The evidence is mixed
For example, many people take on yoga when they experience back pain. But, although yoga offers improvements in back pain compared to doing no exercise at all, a Cochrane systematic review and meta-analysis** of the evidence found that there was no difference between yoga and other forms of exercise in relieving back pain.
Now, there is a chance that this is because the studies that were re-analysed were not great themselves and that better quality studies would have yielded more favourable results for yoga. But until more studies are done, the evidence for yoga being special here is lacking.
Similarly, another systematic review and meta-analysis looked at the effects of exercise vs mind–body activities like yoga and tai chi on sleep. And, as with the back pain study, there wasn’t a significant difference between the two when it comes to relieving insomnia and achieving better sleep. (although important to note that both had a beneficial effect on sleep quality).
Perhaps it gains an advantage when we get to mental health?

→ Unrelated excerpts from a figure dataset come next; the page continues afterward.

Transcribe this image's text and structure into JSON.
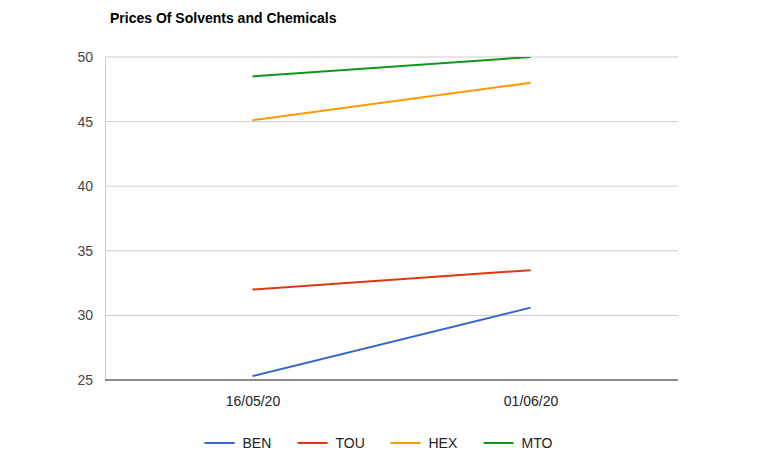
{
  "chart_data": {
    "type": "line",
    "title": "Prices Of Solvents and Chemicals",
    "categories": [
      "16/05/20",
      "01/06/20"
    ],
    "series": [
      {
        "name": "BEN",
        "color": "#3366cc",
        "values": [
          25.3,
          30.6
        ]
      },
      {
        "name": "TOU",
        "color": "#dc3912",
        "values": [
          32,
          33.5
        ]
      },
      {
        "name": "HEX",
        "color": "#ff9900",
        "values": [
          45.1,
          48
        ]
      },
      {
        "name": "MTO",
        "color": "#109618",
        "values": [
          48.5,
          50
        ]
      }
    ],
    "ylim": [
      25,
      50
    ],
    "yticks": [
      25,
      30,
      35,
      40,
      45,
      50
    ],
    "grid": true,
    "legend": "bottom"
  }
}
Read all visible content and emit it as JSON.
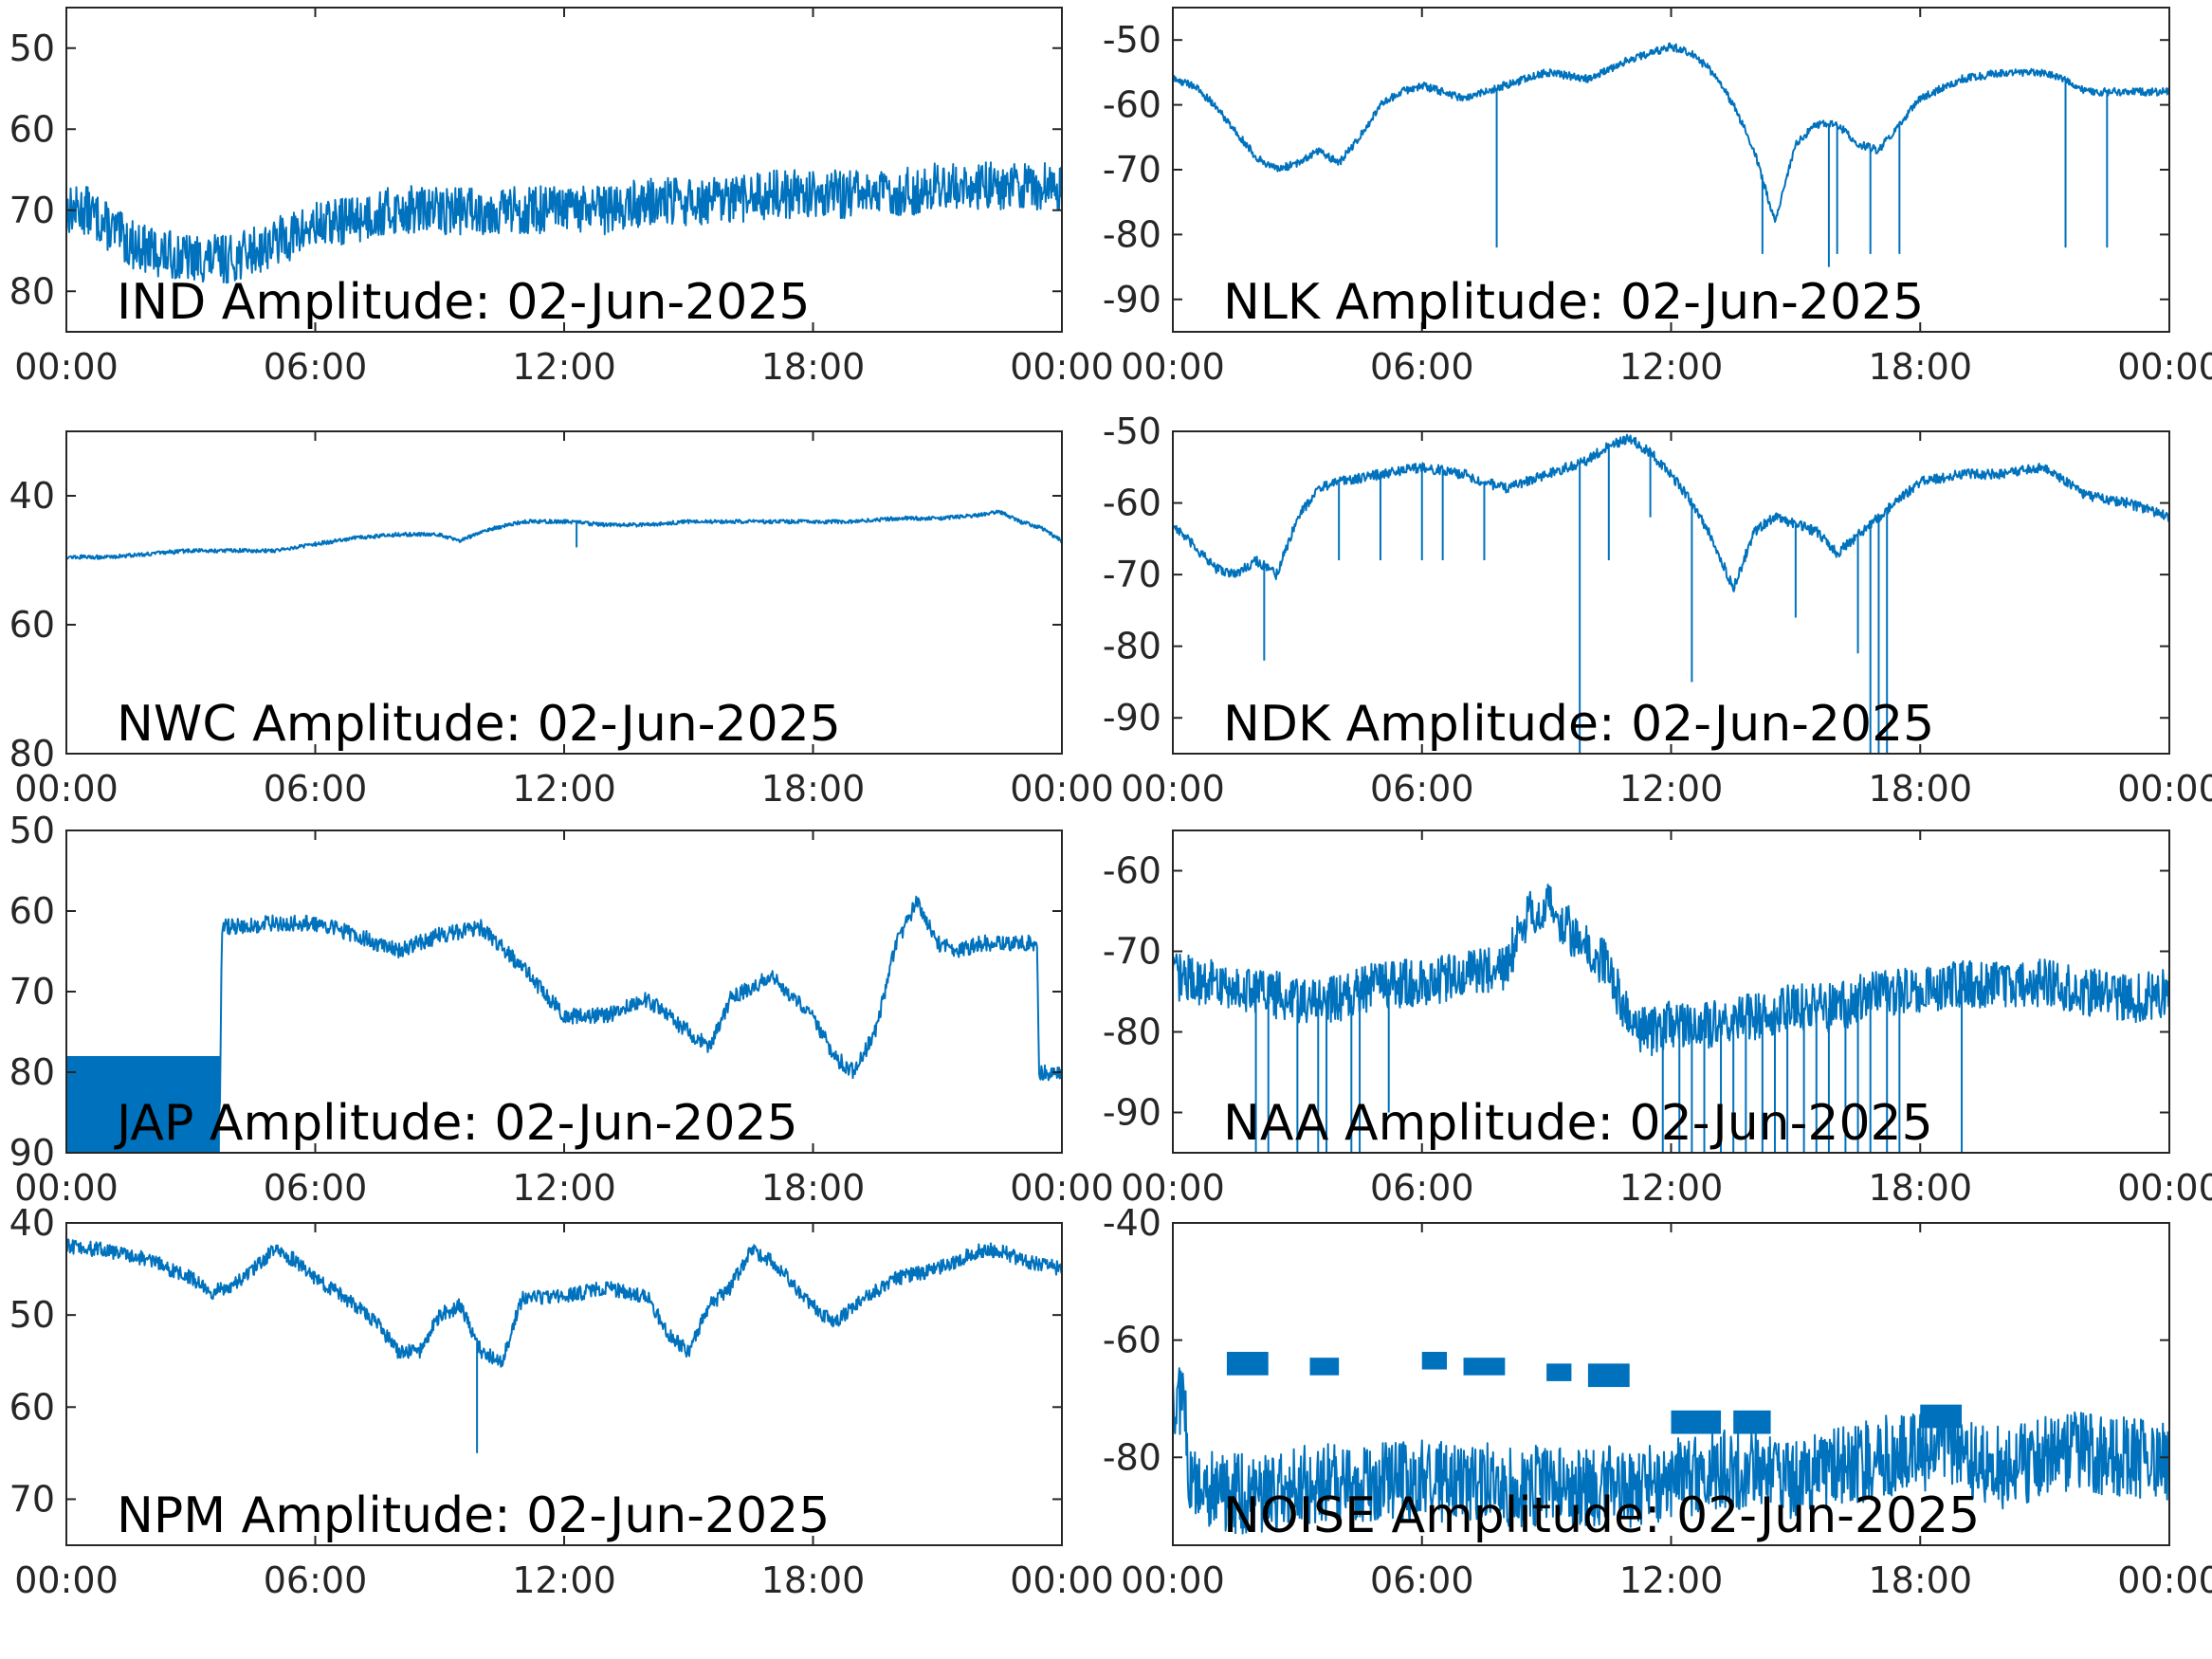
{
  "chart_data": [
    {
      "type": "line",
      "title": "IND Amplitude: 02-Jun-2025",
      "x_ticks": [
        "00:00",
        "06:00",
        "12:00",
        "18:00",
        "00:00"
      ],
      "x_range_hours": [
        0,
        24
      ],
      "y_ticks": [
        "50",
        "60",
        "70",
        "80"
      ],
      "y_tick_values": [
        -50,
        -60,
        -70,
        -80
      ],
      "ylim": [
        -85,
        -45
      ],
      "noise": 3,
      "series": [
        {
          "x": [
            0,
            0.5,
            1,
            1.5,
            2,
            3,
            4,
            5,
            6,
            7,
            8,
            9,
            10,
            11,
            12,
            13,
            14,
            15,
            16,
            17,
            18,
            19,
            20,
            21,
            22,
            23,
            24
          ],
          "y": [
            -70,
            -70,
            -72,
            -74,
            -75,
            -76,
            -76,
            -74,
            -72,
            -71,
            -70,
            -70,
            -70,
            -70,
            -70,
            -70,
            -69,
            -69,
            -69,
            -68,
            -68,
            -68,
            -68,
            -67,
            -67,
            -67,
            -67
          ]
        }
      ]
    },
    {
      "type": "line",
      "title": "NLK Amplitude: 02-Jun-2025",
      "x_ticks": [
        "00:00",
        "06:00",
        "12:00",
        "18:00",
        "00:00"
      ],
      "x_range_hours": [
        0,
        24
      ],
      "y_ticks": [
        "-50",
        "-60",
        "-70",
        "-80",
        "-90"
      ],
      "y_tick_values": [
        -50,
        -60,
        -70,
        -80,
        -90
      ],
      "ylim": [
        -95,
        -45
      ],
      "noise": 0.6,
      "series": [
        {
          "x": [
            0,
            0.5,
            1,
            1.5,
            2,
            2.5,
            3,
            3.5,
            4,
            4.5,
            5,
            5.5,
            6,
            7,
            8,
            9,
            10,
            11,
            11.5,
            12,
            12.5,
            13,
            13.5,
            14,
            14.5,
            15,
            15.5,
            16,
            16.5,
            17,
            18,
            19,
            20,
            21,
            21.5,
            22,
            23,
            24
          ],
          "y": [
            -56,
            -57,
            -60,
            -64,
            -68,
            -70,
            -69,
            -67,
            -69,
            -65,
            -60,
            -58,
            -57,
            -59,
            -57,
            -55,
            -56,
            -53,
            -52,
            -51,
            -52,
            -55,
            -60,
            -67,
            -78,
            -66,
            -63,
            -63,
            -66,
            -67,
            -59,
            -56,
            -55,
            -55,
            -56,
            -58,
            -58,
            -58
          ]
        }
      ],
      "spikes": [
        [
          7.8,
          -82
        ],
        [
          14.2,
          -83
        ],
        [
          15.8,
          -85
        ],
        [
          16,
          -83
        ],
        [
          16.8,
          -83
        ],
        [
          17.5,
          -83
        ],
        [
          21.5,
          -82
        ],
        [
          22.5,
          -82
        ]
      ]
    },
    {
      "type": "line",
      "title": "NWC Amplitude: 02-Jun-2025",
      "x_ticks": [
        "00:00",
        "06:00",
        "12:00",
        "18:00",
        "00:00"
      ],
      "x_range_hours": [
        0,
        24
      ],
      "y_ticks": [
        "40",
        "60",
        "80"
      ],
      "y_tick_values": [
        -40,
        -60,
        -80
      ],
      "ylim": [
        -80,
        -30
      ],
      "noise": 0.3,
      "series": [
        {
          "x": [
            0,
            1,
            2,
            3,
            4,
            5,
            6,
            7,
            8,
            9,
            9.5,
            10,
            11,
            12,
            13,
            14,
            15,
            16,
            17,
            18,
            19,
            20,
            21,
            22,
            22.5,
            23,
            23.5,
            24
          ],
          "y": [
            -49.5,
            -49.5,
            -49,
            -48.5,
            -48.5,
            -48.5,
            -47.5,
            -46.5,
            -46,
            -46,
            -47,
            -45.5,
            -44,
            -44,
            -44.5,
            -44.5,
            -44,
            -44,
            -44,
            -44,
            -44,
            -43.5,
            -43.5,
            -43,
            -42.5,
            -44,
            -45,
            -47
          ]
        }
      ],
      "spikes": [
        [
          12.3,
          -48
        ]
      ]
    },
    {
      "type": "line",
      "title": "NDK Amplitude: 02-Jun-2025",
      "x_ticks": [
        "00:00",
        "06:00",
        "12:00",
        "18:00",
        "00:00"
      ],
      "x_range_hours": [
        0,
        24
      ],
      "y_ticks": [
        "-50",
        "-60",
        "-70",
        "-80",
        "-90"
      ],
      "y_tick_values": [
        -50,
        -60,
        -70,
        -80,
        -90
      ],
      "ylim": [
        -95,
        -50
      ],
      "noise": 0.7,
      "series": [
        {
          "x": [
            0,
            0.5,
            1,
            1.5,
            2,
            2.5,
            3,
            3.5,
            4,
            5,
            6,
            7,
            7.5,
            8,
            9,
            10,
            10.5,
            11,
            11.5,
            12,
            12.5,
            13,
            13.5,
            14,
            14.5,
            15,
            15.5,
            16,
            17,
            18,
            19,
            20,
            21,
            21.5,
            22,
            23,
            24
          ],
          "y": [
            -63,
            -66,
            -69,
            -70,
            -68,
            -70,
            -62,
            -58,
            -57,
            -56,
            -55,
            -56,
            -57,
            -58,
            -56,
            -54,
            -52,
            -51,
            -53,
            -56,
            -60,
            -65,
            -72,
            -64,
            -62,
            -63,
            -64,
            -67,
            -62,
            -57,
            -56,
            -56,
            -55,
            -57,
            -59,
            -60,
            -62
          ]
        }
      ],
      "spikes": [
        [
          2.2,
          -82
        ],
        [
          4,
          -68
        ],
        [
          5,
          -68
        ],
        [
          6,
          -68
        ],
        [
          6.5,
          -68
        ],
        [
          7.5,
          -68
        ],
        [
          9.8,
          -95
        ],
        [
          10.5,
          -68
        ],
        [
          11.5,
          -62
        ],
        [
          12.5,
          -85
        ],
        [
          15,
          -76
        ],
        [
          16.5,
          -81
        ],
        [
          16.8,
          -95
        ],
        [
          17,
          -95
        ],
        [
          17.2,
          -95
        ]
      ]
    },
    {
      "type": "line",
      "title": "JAP Amplitude: 02-Jun-2025",
      "x_ticks": [
        "00:00",
        "06:00",
        "12:00",
        "18:00",
        "00:00"
      ],
      "x_range_hours": [
        0,
        24
      ],
      "y_ticks": [
        "50",
        "60",
        "70",
        "80",
        "90"
      ],
      "y_tick_values": [
        -50,
        -60,
        -70,
        -80,
        -90
      ],
      "ylim": [
        -90,
        -50
      ],
      "noise": 1,
      "series": [
        {
          "x": [
            0,
            1,
            2,
            3,
            3.7,
            3.75,
            4,
            5,
            6,
            7,
            8,
            9,
            10,
            11,
            11.5,
            12,
            13,
            14,
            15,
            15.5,
            16,
            17,
            18,
            18.5,
            19,
            19.5,
            20,
            20.5,
            21,
            21.5,
            22,
            23,
            23.4,
            23.45,
            24
          ],
          "y": [
            -84,
            -84,
            -84,
            -84,
            -84,
            -62,
            -62,
            -61.5,
            -61.5,
            -63,
            -65,
            -63,
            -62,
            -67,
            -70,
            -73,
            -73,
            -71,
            -75,
            -77,
            -71,
            -68,
            -73,
            -78,
            -80,
            -75,
            -64,
            -59,
            -64,
            -65,
            -64,
            -64,
            -64,
            -80,
            -80
          ]
        }
      ],
      "bands": [
        [
          0,
          3.7,
          -90,
          -78
        ]
      ]
    },
    {
      "type": "line",
      "title": "NAA Amplitude: 02-Jun-2025",
      "x_ticks": [
        "00:00",
        "06:00",
        "12:00",
        "18:00",
        "00:00"
      ],
      "x_range_hours": [
        0,
        24
      ],
      "y_ticks": [
        "-60",
        "-70",
        "-80",
        "-90"
      ],
      "y_tick_values": [
        -60,
        -70,
        -80,
        -90
      ],
      "ylim": [
        -95,
        -55
      ],
      "noise": 3,
      "series": [
        {
          "x": [
            0,
            1,
            2,
            3,
            4,
            5,
            6,
            7,
            8,
            8.5,
            9,
            9.5,
            10,
            10.5,
            11,
            11.5,
            12,
            13,
            14,
            15,
            16,
            17,
            18,
            19,
            20,
            21,
            22,
            23,
            24
          ],
          "y": [
            -73,
            -74,
            -75,
            -76,
            -76,
            -74,
            -74,
            -73,
            -72,
            -66,
            -64,
            -67,
            -70,
            -72,
            -79,
            -80,
            -79,
            -79,
            -78,
            -77,
            -77,
            -75,
            -75,
            -74,
            -74,
            -74,
            -75,
            -76,
            -75
          ]
        }
      ],
      "spikes": [
        [
          2,
          -95
        ],
        [
          2.3,
          -95
        ],
        [
          3,
          -95
        ],
        [
          3.5,
          -95
        ],
        [
          3.7,
          -95
        ],
        [
          4.3,
          -95
        ],
        [
          4.5,
          -95
        ],
        [
          5.2,
          -90
        ],
        [
          11.8,
          -95
        ],
        [
          12.2,
          -95
        ],
        [
          12.5,
          -95
        ],
        [
          12.8,
          -95
        ],
        [
          13.2,
          -95
        ],
        [
          13.5,
          -95
        ],
        [
          13.8,
          -95
        ],
        [
          14.2,
          -95
        ],
        [
          14.5,
          -95
        ],
        [
          14.8,
          -95
        ],
        [
          15.2,
          -95
        ],
        [
          15.5,
          -95
        ],
        [
          15.8,
          -95
        ],
        [
          16.2,
          -95
        ],
        [
          16.5,
          -95
        ],
        [
          16.8,
          -95
        ],
        [
          17.2,
          -95
        ],
        [
          17.5,
          -95
        ],
        [
          19,
          -95
        ]
      ]
    },
    {
      "type": "line",
      "title": "NPM Amplitude: 02-Jun-2025",
      "x_ticks": [
        "00:00",
        "06:00",
        "12:00",
        "18:00",
        "00:00"
      ],
      "x_range_hours": [
        0,
        24
      ],
      "y_ticks": [
        "40",
        "50",
        "60",
        "70"
      ],
      "y_tick_values": [
        -40,
        -50,
        -60,
        -70
      ],
      "ylim": [
        -75,
        -40
      ],
      "noise": 0.8,
      "series": [
        {
          "x": [
            0,
            1,
            2,
            3,
            3.5,
            4,
            4.5,
            5,
            5.5,
            6,
            7,
            7.5,
            8,
            8.5,
            9,
            9.5,
            10,
            10.5,
            11,
            12,
            13,
            14,
            14.5,
            15,
            15.5,
            16,
            16.5,
            17,
            18,
            18.5,
            19,
            20,
            21,
            21.5,
            22,
            22.5,
            23,
            24
          ],
          "y": [
            -42.5,
            -43,
            -44,
            -46,
            -47.5,
            -47,
            -45,
            -43,
            -44,
            -46,
            -49,
            -51,
            -54,
            -54,
            -50,
            -49,
            -54,
            -55,
            -48,
            -48,
            -47,
            -48,
            -52,
            -54,
            -49,
            -47,
            -43,
            -44,
            -49,
            -51,
            -49,
            -46,
            -45,
            -44,
            -43,
            -43,
            -44,
            -45
          ]
        }
      ],
      "spikes": [
        [
          9.9,
          -65
        ]
      ]
    },
    {
      "type": "line",
      "title": "NOISE Amplitude: 02-Jun-2025",
      "x_ticks": [
        "00:00",
        "06:00",
        "12:00",
        "18:00",
        "00:00"
      ],
      "x_range_hours": [
        0,
        24
      ],
      "y_ticks": [
        "-40",
        "-60",
        "-80"
      ],
      "y_tick_values": [
        -40,
        -60,
        -80
      ],
      "ylim": [
        -95,
        -40
      ],
      "noise": 7,
      "series": [
        {
          "x": [
            0,
            0.3,
            0.4,
            1,
            2,
            3,
            4,
            5,
            6,
            7,
            8,
            9,
            10,
            11,
            12,
            13,
            14,
            15,
            16,
            17,
            18,
            19,
            19.2,
            20,
            21,
            22,
            23,
            24
          ],
          "y": [
            -70,
            -70,
            -85,
            -86,
            -86,
            -85,
            -84,
            -84,
            -84,
            -84,
            -85,
            -85,
            -85,
            -85,
            -84,
            -82,
            -82,
            -84,
            -82,
            -80,
            -79,
            -78,
            -80,
            -82,
            -80,
            -79,
            -80,
            -81
          ]
        }
      ],
      "bands": [
        [
          1.3,
          2.3,
          -66,
          -62
        ],
        [
          3.3,
          4,
          -66,
          -63
        ],
        [
          6,
          6.6,
          -65,
          -62
        ],
        [
          7,
          8,
          -66,
          -63
        ],
        [
          9,
          9.6,
          -67,
          -64
        ],
        [
          10,
          11,
          -68,
          -64
        ],
        [
          12,
          13.2,
          -76,
          -72
        ],
        [
          13.5,
          14.4,
          -76,
          -72
        ],
        [
          18,
          19,
          -75,
          -71
        ]
      ]
    }
  ],
  "colors": {
    "line": "#0072BD",
    "axis": "#262626"
  }
}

Now I’m a believer in the ancient Greek saying of “νους υγιής εν σώματι υγιεί” (ie health mind for a healthy body). And that exercise in general offers huge mental health benefits. But does yoga have an edge?
For example, a study that compared the effects of yoga and exercise on intuitive eating found that both have beneficial effects compared to being inactive. However, the yoga practitioners were better able to interpret signs of hunger (probably improved interroception?) and showed better eating behaviours, improved body image and general life satisfaction.
In another study looking specifically at people with Parkinson’s disease, yoga and a stretch and resistance training programme both offered beneficial effects in mobility for these patients. However, yoga practitioners showed reduced anxiety, depression and, importantly, health-related quality of life.
So, although the general effect was the same, yoga offers that little bit extra that makes us feel good about ourselves.
I’m going to go back to my caveat and say that this isn’t an exhaustive list, far from it. And in fact, there don’t seem to be that many studies out there (please, someone, research this, or pay me/hire me to do it!).
But I wonder whether there is more to it than Indian gymnastics. Even when practiced in a highly secular way, there is a spiritual element to yoga (maybe it’s just mindfulness, maybe something else) that is either lacking in other forms of exercise or isn’t as encouraged. And perhaps it is this that makes yoga just a little more special, at least when it comes to softer measures like quality of life and wellbeing.
What is your experience? Is yoga the same as other forms of exercise?
Enjoyed this blog post? You can now buy me a coffee and keep me caffeinated to research and write.
*If you haven’t read it and are really into your yoga, I would highly recommend you do read it.
** Remember, a systematic review and meta-analysis is a very powerful type of study, as it collates all the existing evidence and re-analyses it to draw broader conclusions.